Friday, August 6, 2010

Food, you want to talk about food?

Here we are in the wild and wide and Jesus wants to talk about food. How can he want to talk about food at a time like this? We are here in the open and exposed to the elements. We are in a place of sorrow and tears and he wants to talk about bread. What’s up with that?

It’s quite simple actually: he wants you to remember where your bread and thus your life comes from. It doesn't come from the kitchen and it doesn’t come from a store. It doesn’t come from the clergy and it doesn't even come from a spiritual great like Moses. It comes from God and God alone. God caused the wheat to grow, the water to flow, the salt to supply in the earth. We ground the wheat to flour and carried the water and dug the salt from the earth and we add the yeast to make it rise but we received these things from God’s hands. Our hands were empty and God filled them. We are reminded that our bread and therefore our life, comes from God. Such a reminder is important in a place like this; where we remember, where we are exposed and know that we are in a place of sorrow.

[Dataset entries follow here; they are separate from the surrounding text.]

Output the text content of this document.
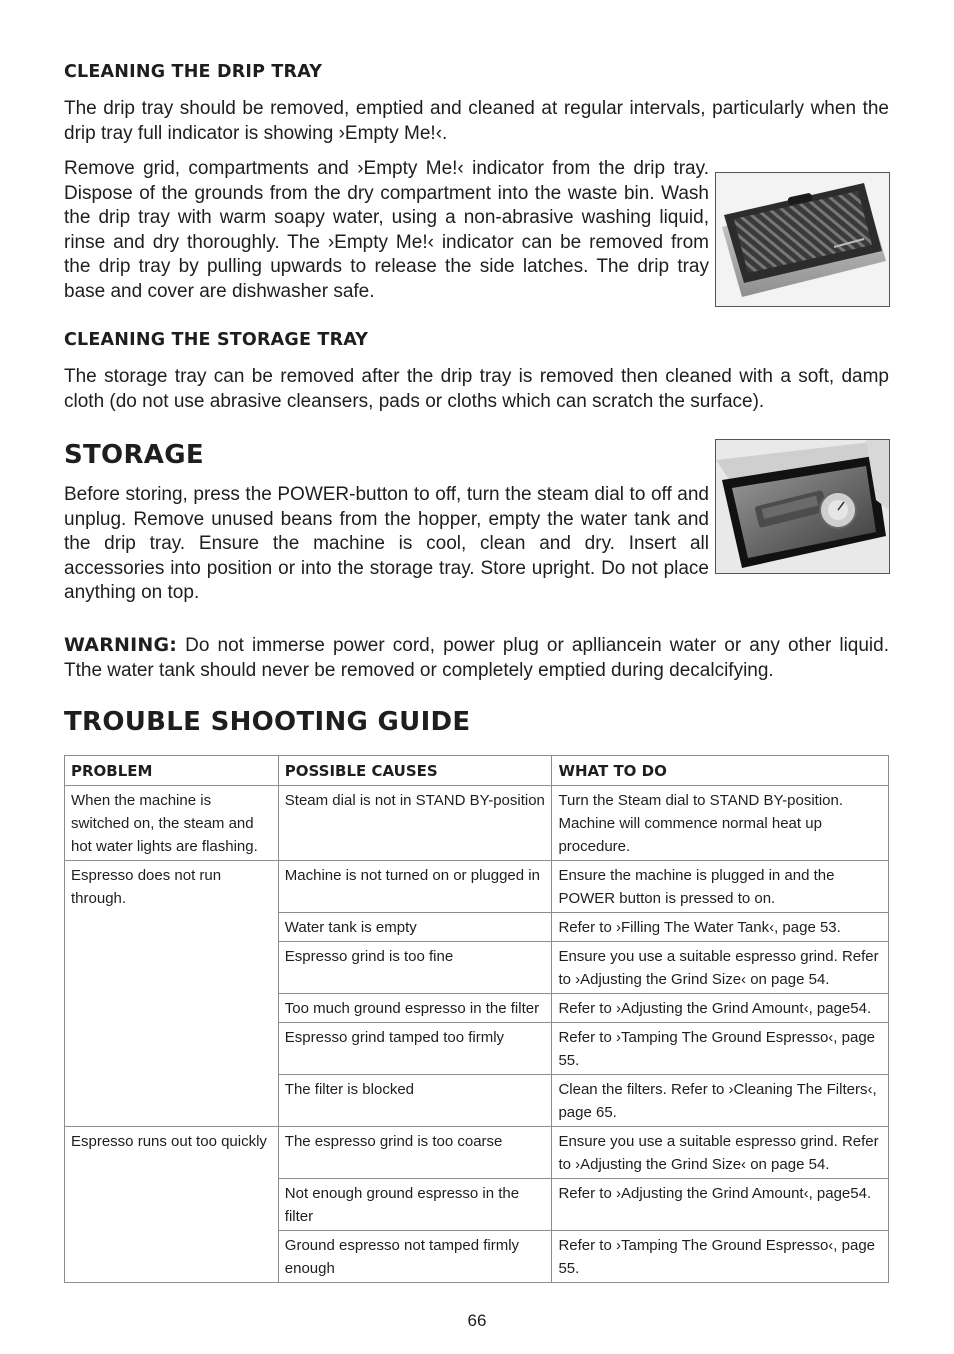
CLEANING THE DRIP TRAY
The drip tray should be removed, emptied and cleaned at regular intervals, particularly when the drip tray full indicator is showing ›Empty Me!‹.
Remove grid, compartments and ›Empty Me!‹ indicator from the drip tray. Dispose of the grounds from the dry compartment into the waste bin. Wash the drip tray with warm soapy water, using a non-abrasive washing liquid, rinse and dry thoroughly. The ›Empty Me!‹ indicator can be removed from the drip tray by pulling upwards to release the side latches. The drip tray base and cover are dishwasher safe.
CLEANING THE STORAGE TRAY
The storage tray can be removed after the drip tray is removed then cleaned with a soft, damp cloth (do not use abrasive cleansers, pads or cloths which can scratch the surface).
STORAGE
Before storing, press the POWER-button to off, turn the steam dial to off and unplug. Remove unused beans from the hopper, empty the water tank and the drip tray. Ensure the machine is cool, clean and dry. Insert all accessories into position or into the storage tray. Store upright. Do not place anything on top.
WARNING: Do not immerse power cord, power plug or aplliancein water or any other liquid. Tthe water tank should never be removed or completely emptied during decalcifying.
TROUBLE SHOOTING GUIDE
PROBLEM	POSSIBLE CAUSES	WHAT TO DO
When the machine is switched on, the steam and hot water lights are flashing.	Steam dial is not in STAND BY-position	Turn the Steam dial to STAND BY-position. Machine will commence normal heat up procedure.
Espresso does not run through.	Machine is not turned on or plugged in	Ensure the machine is plugged in and the POWER button is pressed to on.
	Water tank is empty	Refer to ›Filling The Water Tank‹, page 53.
	Espresso grind is too fine	Ensure you use a suitable espresso grind. Refer to ›Adjusting the Grind Size‹ on page 54.
	Too much ground espresso in the filter	Refer to ›Adjusting the Grind Amount‹, page54.
	Espresso grind tamped too firmly	Refer to ›Tamping The Ground Espresso‹, page 55.
	The filter is blocked	Clean the filters. Refer to ›Cleaning The Filters‹, page 65.
Espresso runs out too quickly	The espresso grind is too coarse	Ensure you use a suitable espresso grind. Refer to ›Adjusting the Grind Size‹ on page 54.
	Not enough ground espresso in the filter	Refer to ›Adjusting the Grind Amount‹, page54.
	Ground espresso not tamped firmly enough	Refer to ›Tamping The Ground Espresso‹, page 55.
66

And we are prompted to recall that without our bread, our Christ, we cannot be sustained. There may be a solitary existence but there will not be life – not full life as God intended it to be. And certainly new life in the new creation remains impossibility without our living Bread. Only in Christ is the hungry heart satisfied and the restless soul finally at peace. We are reminded in this particular place (at this particular table) that bread must be broken before it can be offered. In this place we realize what it is we proclaim – that there is bread that leads to eternal life. That the Bread of God was broken and offered for us that we might eat and live. We come to this table to recall that there is hope in the life that God offers and we need to take hold of it. That we are called to that great table together with those who have gone before us to feast in the presence of God and truly live. We have a choice and the lives of our loved ones ought to remind us that we need to make it; to live every day and to do so for the hope and the life that is within us because his life, his grace, his hope is within us. He is within us.

We ought not to forget that – we are what we eat! Christ is within us and he will raise us up at the Last Day. We need to recall that he is the resurrection and the Life. We need to be drawn into the life that is offered – even if it means that we are drawn in haltingly and with resistance. Surrender is never very easy for us. Nonetheless, lets us remember that even here at this table, in this exposed place, where our life comes from and where our lives as Christian people are going. And let’s eat and live!